A team of researchers
examined data on Eris
collected from the MMT Observatory in Arizona. They specifically looked at
concentrations of methane ice based on light-reflection and absorption
information.
Their
results show possibly nitrogen ice mixed in with the methane ice covering Eris' surface. And the relative amount of nitrogen ice increases with depth into the
ice, they found.
Here's what
the researchers think is happening:
Currently,
Eris is at its farthest distance to the sun, called aphelion, along its about
560-year orbit, meaning the planet is nearly 100 astronomical units (AU) from
the sun, or about 9 billion miles (14 billion km).
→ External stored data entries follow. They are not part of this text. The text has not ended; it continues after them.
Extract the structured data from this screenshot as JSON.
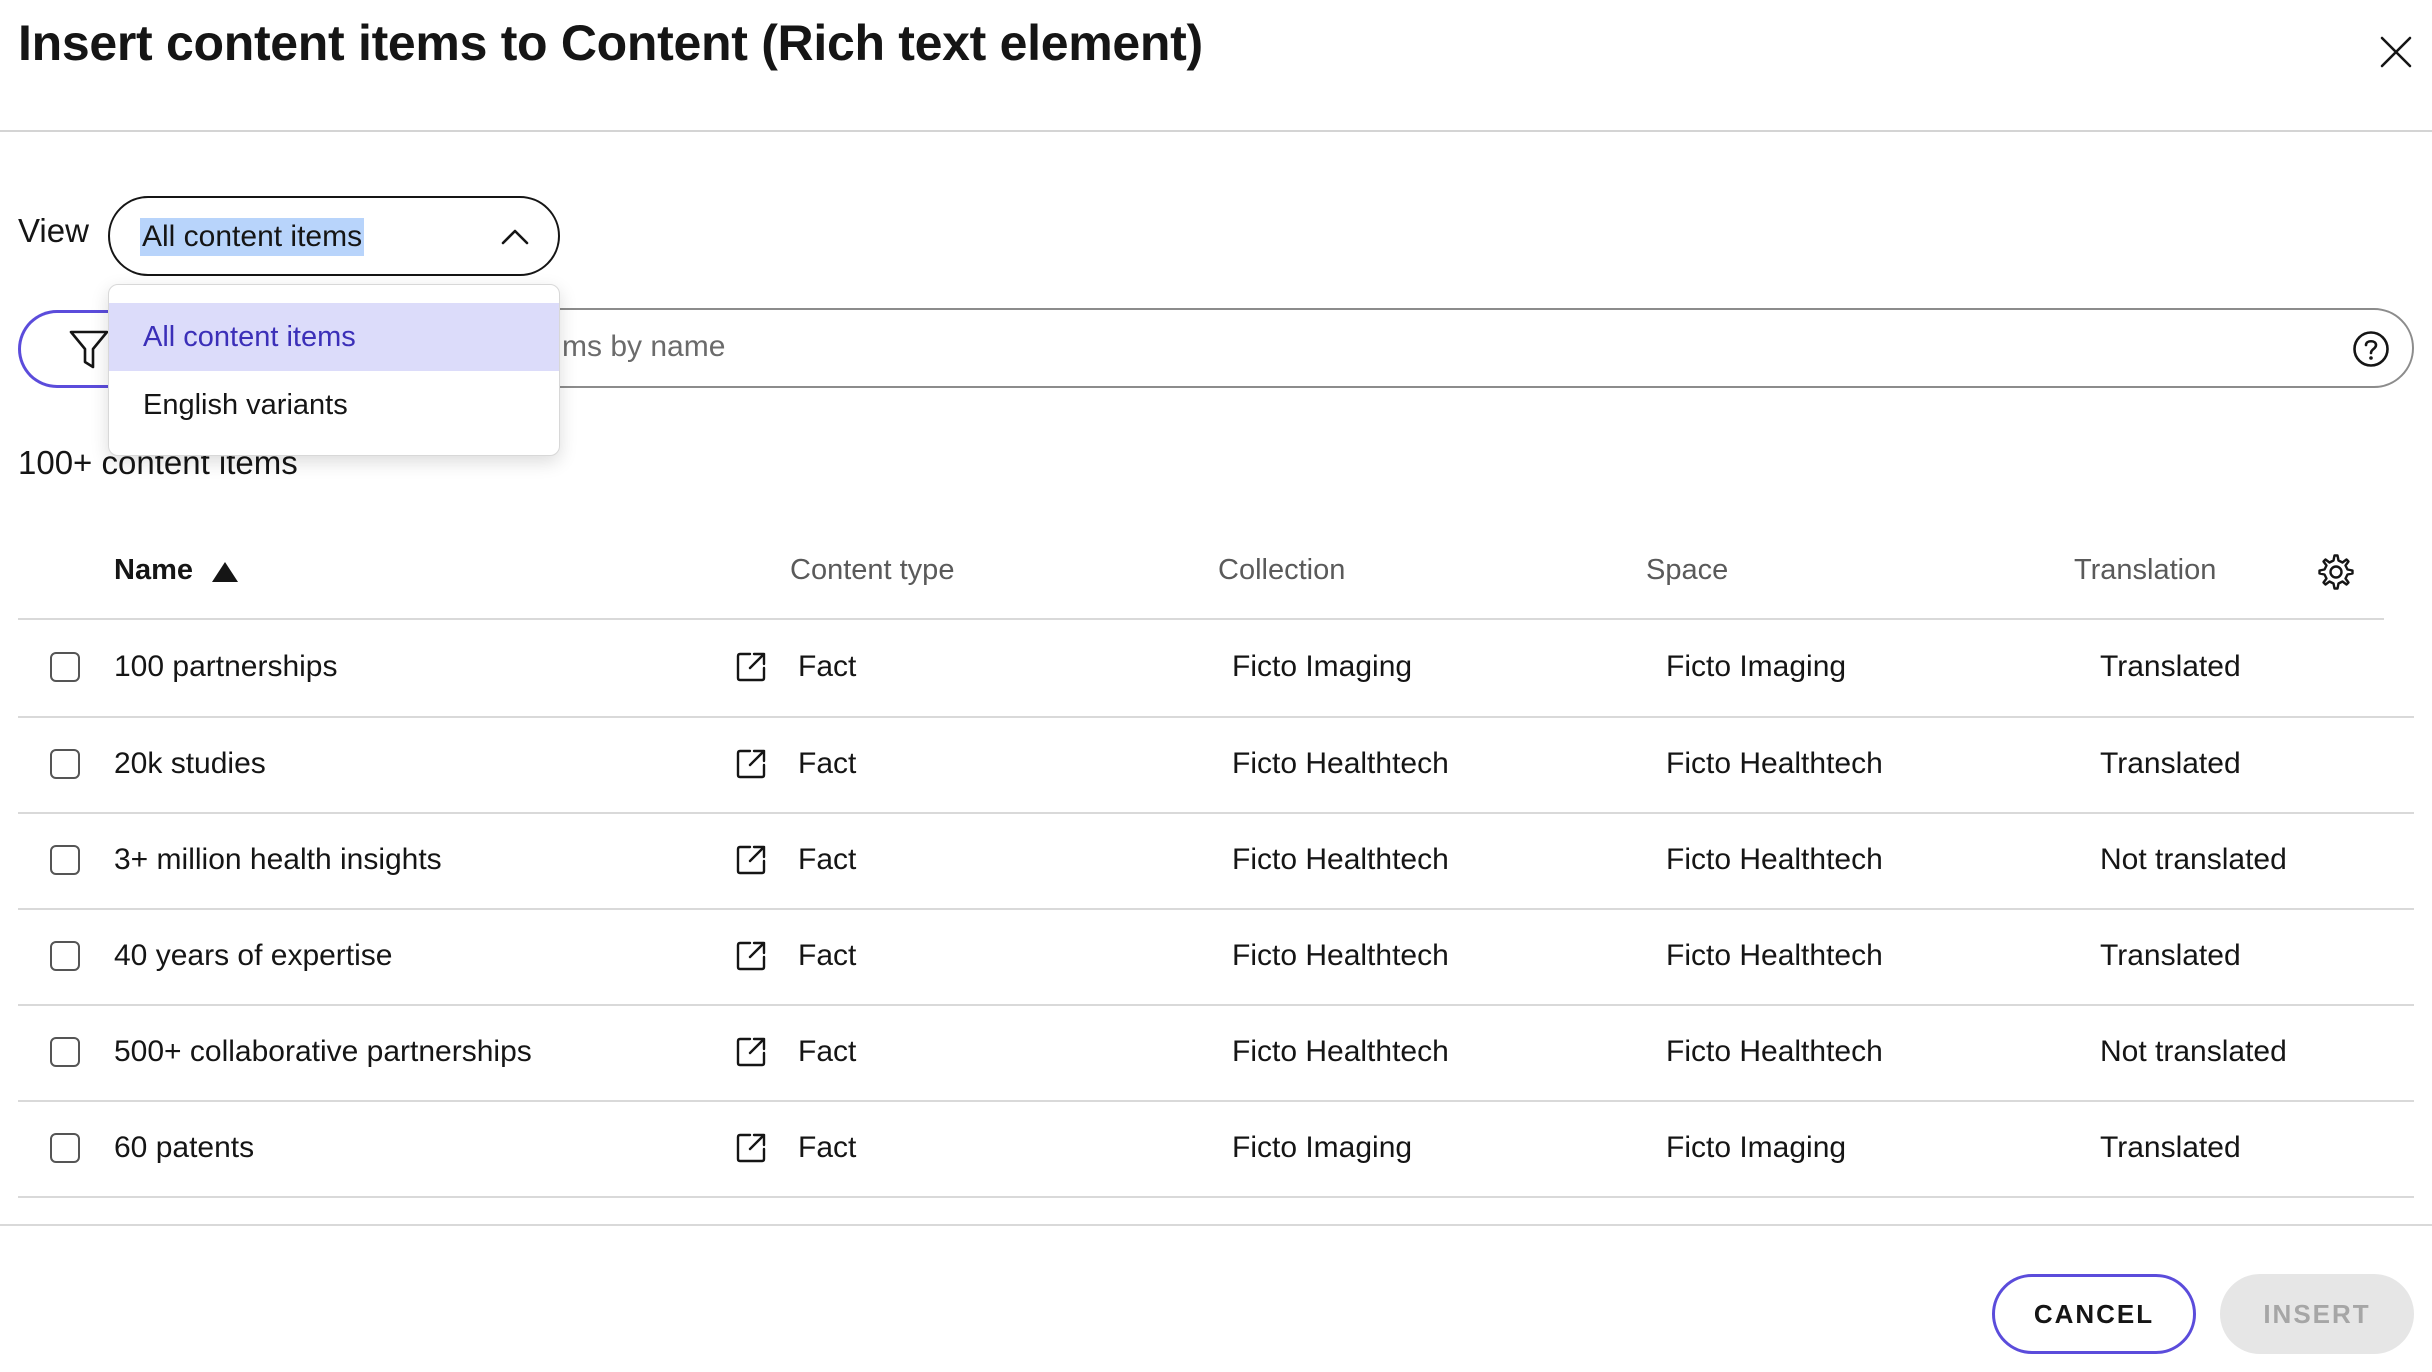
{
  "dialog": {
    "title": "Insert content items to Content (Rich text element)"
  },
  "view": {
    "label": "View",
    "selected": "All content items",
    "options": [
      "All content items",
      "English variants"
    ]
  },
  "search": {
    "placeholder_visible": "ms by name"
  },
  "results": {
    "count": "100+ content items"
  },
  "table": {
    "headers": {
      "name": "Name",
      "content_type": "Content type",
      "collection": "Collection",
      "space": "Space",
      "translation": "Translation"
    },
    "rows": [
      {
        "name": "100 partnerships",
        "type": "Fact",
        "collection": "Ficto Imaging",
        "space": "Ficto Imaging",
        "translation": "Translated"
      },
      {
        "name": "20k studies",
        "type": "Fact",
        "collection": "Ficto Healthtech",
        "space": "Ficto Healthtech",
        "translation": "Translated"
      },
      {
        "name": "3+ million health insights",
        "type": "Fact",
        "collection": "Ficto Healthtech",
        "space": "Ficto Healthtech",
        "translation": "Not translated"
      },
      {
        "name": "40 years of expertise",
        "type": "Fact",
        "collection": "Ficto Healthtech",
        "space": "Ficto Healthtech",
        "translation": "Translated"
      },
      {
        "name": "500+ collaborative partnerships",
        "type": "Fact",
        "collection": "Ficto Healthtech",
        "space": "Ficto Healthtech",
        "translation": "Not translated"
      },
      {
        "name": "60 patents",
        "type": "Fact",
        "collection": "Ficto Imaging",
        "space": "Ficto Imaging",
        "translation": "Translated"
      }
    ]
  },
  "footer": {
    "cancel_label": "CANCEL",
    "insert_label": "INSERT"
  },
  "colors": {
    "accent": "#5b4cdb",
    "selected_option_bg": "#dcdcfa",
    "selection_highlight": "#b8d4fb",
    "disabled_button_bg": "#e6e6e6"
  },
  "icons": [
    "close-icon",
    "chevron-up-icon",
    "filter-icon",
    "help-icon",
    "sort-ascending-icon",
    "gear-icon",
    "external-link-icon"
  ]
}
Along its orbit, Eris sweeps as
close as 38 AU to the sun when at perihelion.
Due to
Eris' tilt, a different hemisphere faces the sun when at perihelion and
aphelion.
On the
sunlit hemisphere or pole at perihelion, lots of
sublimation would have occurred to turn nitrogen into gas. (Sublimation is
the process of ice turning to gas while skipping the liquid phase.) This gas would
build up in the atmosphere — likely a very thin one around such a small object
— to increase the pressure and drive winds toward the shaded pole.
Nitrogen
ice turns into a gas at cooler temperatures and so there would be more nitrogen
gas in the atmosphere compared with methane. Then, at the shaded pole, also
called the winter hemisphere, the gases would condense into snow-like or
dew-like material that would fall onto Eris' surface as nitrogen ice.
As Eris
moved closer and closer to the sun, this same process would occur for methane,
with methane sublimating on the sunlit hemisphere and falling as methane ice on
the shaded pole.
As the winds
continued to blow from the sunlit side to the shaded hemisphere (as summer
progressed on the sunlit side), nitrogen would be depleted. And so relatively more
methane would whoosh over to the shaded side and fall as methane ice.
The pole
the researchers observed had been shaded for years while Eris was at
perihelion. That same pole is now facing the sun and has been for decades to
centuries, the researchers say.
"The
hemisphere in darkness then, is the hemisphere we are seeing now at aphelion
today," researcher Stephen Tegler, an astrophysicist at Northern Arizona University, told SPACE.com. "In other words, we may be observing
today a signature of the winds that condensed out during the last perihelion
passage."
This
apparent weather could explain why the researchers found more nitrogen deeper
below the surface of Eris, which would've been deposited earlier in the season.
The
research will be detailed in an upcoming issue of the journal Icarus.